Приходили узбеки. "Иван Михайлович!» — говорили они — «Ведь вы же родились в Ташкенте. Мы Вас окружали с самого детства. Зачем Вам остальные? Будьте с нами!» «Вы понимаете, что говорите?» — вопрошал их я — «Покайтесь!» «Человек Вы, конечно, хороший» — отвечали мне — «Но сидите уж лучше дома, когда все начнется…»

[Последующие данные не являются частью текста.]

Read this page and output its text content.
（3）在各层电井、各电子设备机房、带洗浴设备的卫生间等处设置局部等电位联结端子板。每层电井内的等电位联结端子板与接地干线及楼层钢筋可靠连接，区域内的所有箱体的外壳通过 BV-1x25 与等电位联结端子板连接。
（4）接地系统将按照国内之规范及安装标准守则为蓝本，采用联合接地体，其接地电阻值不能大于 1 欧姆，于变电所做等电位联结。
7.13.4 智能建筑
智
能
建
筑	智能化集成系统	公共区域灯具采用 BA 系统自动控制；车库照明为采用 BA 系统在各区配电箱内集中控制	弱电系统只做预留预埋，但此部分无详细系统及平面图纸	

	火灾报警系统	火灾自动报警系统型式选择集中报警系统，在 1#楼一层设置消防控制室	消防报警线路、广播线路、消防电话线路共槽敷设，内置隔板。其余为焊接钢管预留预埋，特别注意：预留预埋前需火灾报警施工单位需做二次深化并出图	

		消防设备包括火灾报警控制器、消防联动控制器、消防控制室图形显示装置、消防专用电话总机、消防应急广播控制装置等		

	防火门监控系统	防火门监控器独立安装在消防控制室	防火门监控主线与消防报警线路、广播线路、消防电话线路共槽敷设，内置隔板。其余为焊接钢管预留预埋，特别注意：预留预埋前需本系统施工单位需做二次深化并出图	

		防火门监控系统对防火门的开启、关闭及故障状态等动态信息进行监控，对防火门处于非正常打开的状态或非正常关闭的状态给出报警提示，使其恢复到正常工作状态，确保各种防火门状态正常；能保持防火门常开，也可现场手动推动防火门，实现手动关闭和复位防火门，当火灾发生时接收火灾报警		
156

Приходили даже аварруматы и сассиянцы и просили помочь им избавиться ото всех прочих представителей человечества, которые не могут похвастать столь древними культурой и цивилизацией как их собственные…

И вот все началось. На главную площадь города (которая, очевидно, должна была стать полем битвы) стали стекаться толпы. Люди потрясали оружием и выкрикивали гневные лозунги. Но я не стал отсиживаться дома. Я вышел на площадь, прошел в самую середину и взобрался на кафедру. Крики стихли. Представители каждой народности с надеждой смотрели на меня, ожидая, что я все-таки принял решение поддержать именно их диаспору. «Хорошо!» — сказал я, — «Я помогу вам!». «Кому? Кому?» — раздались крики. «Кого здесь на площади меньше всего?» — спросил я. «Нас!» — радостно закричали аварруматы, — «Нас меньше всего!» «Понятно!» — сказал я. И выдержав паузу, закричал: «Бей аварруматов!»

Крики ликования накрыли площадь. Аварруматы были уничтожены во мгновение ока. Объединенные общим противником и только что одержанной над ним победой недавние враги целовались и обнимались. Впрочем, минут через пять эйфория прошла. Арабы с ужасом осознали, что только что обнимались с евреями. Китайцы стали плеваться, когда поняли, что целовались с японцами. Толпа, только что объединенная общей радостью, снова распалась на отдельные кучки; снова поднялись в воздух колья и дрыны…

«Ну?» — спросил я, — «А кто теперь в меньшинстве?». «Ну, мы» — неуверенно ответил представитель сассиянской диаспоры, — «А к чему ты, собственно, клонишь?» «Бей сассиянцев!» — закричал я. Сассиянцы были повергнуты во прах, и повторилась старая история: недолгое единение, краткое ликование и повторный распад.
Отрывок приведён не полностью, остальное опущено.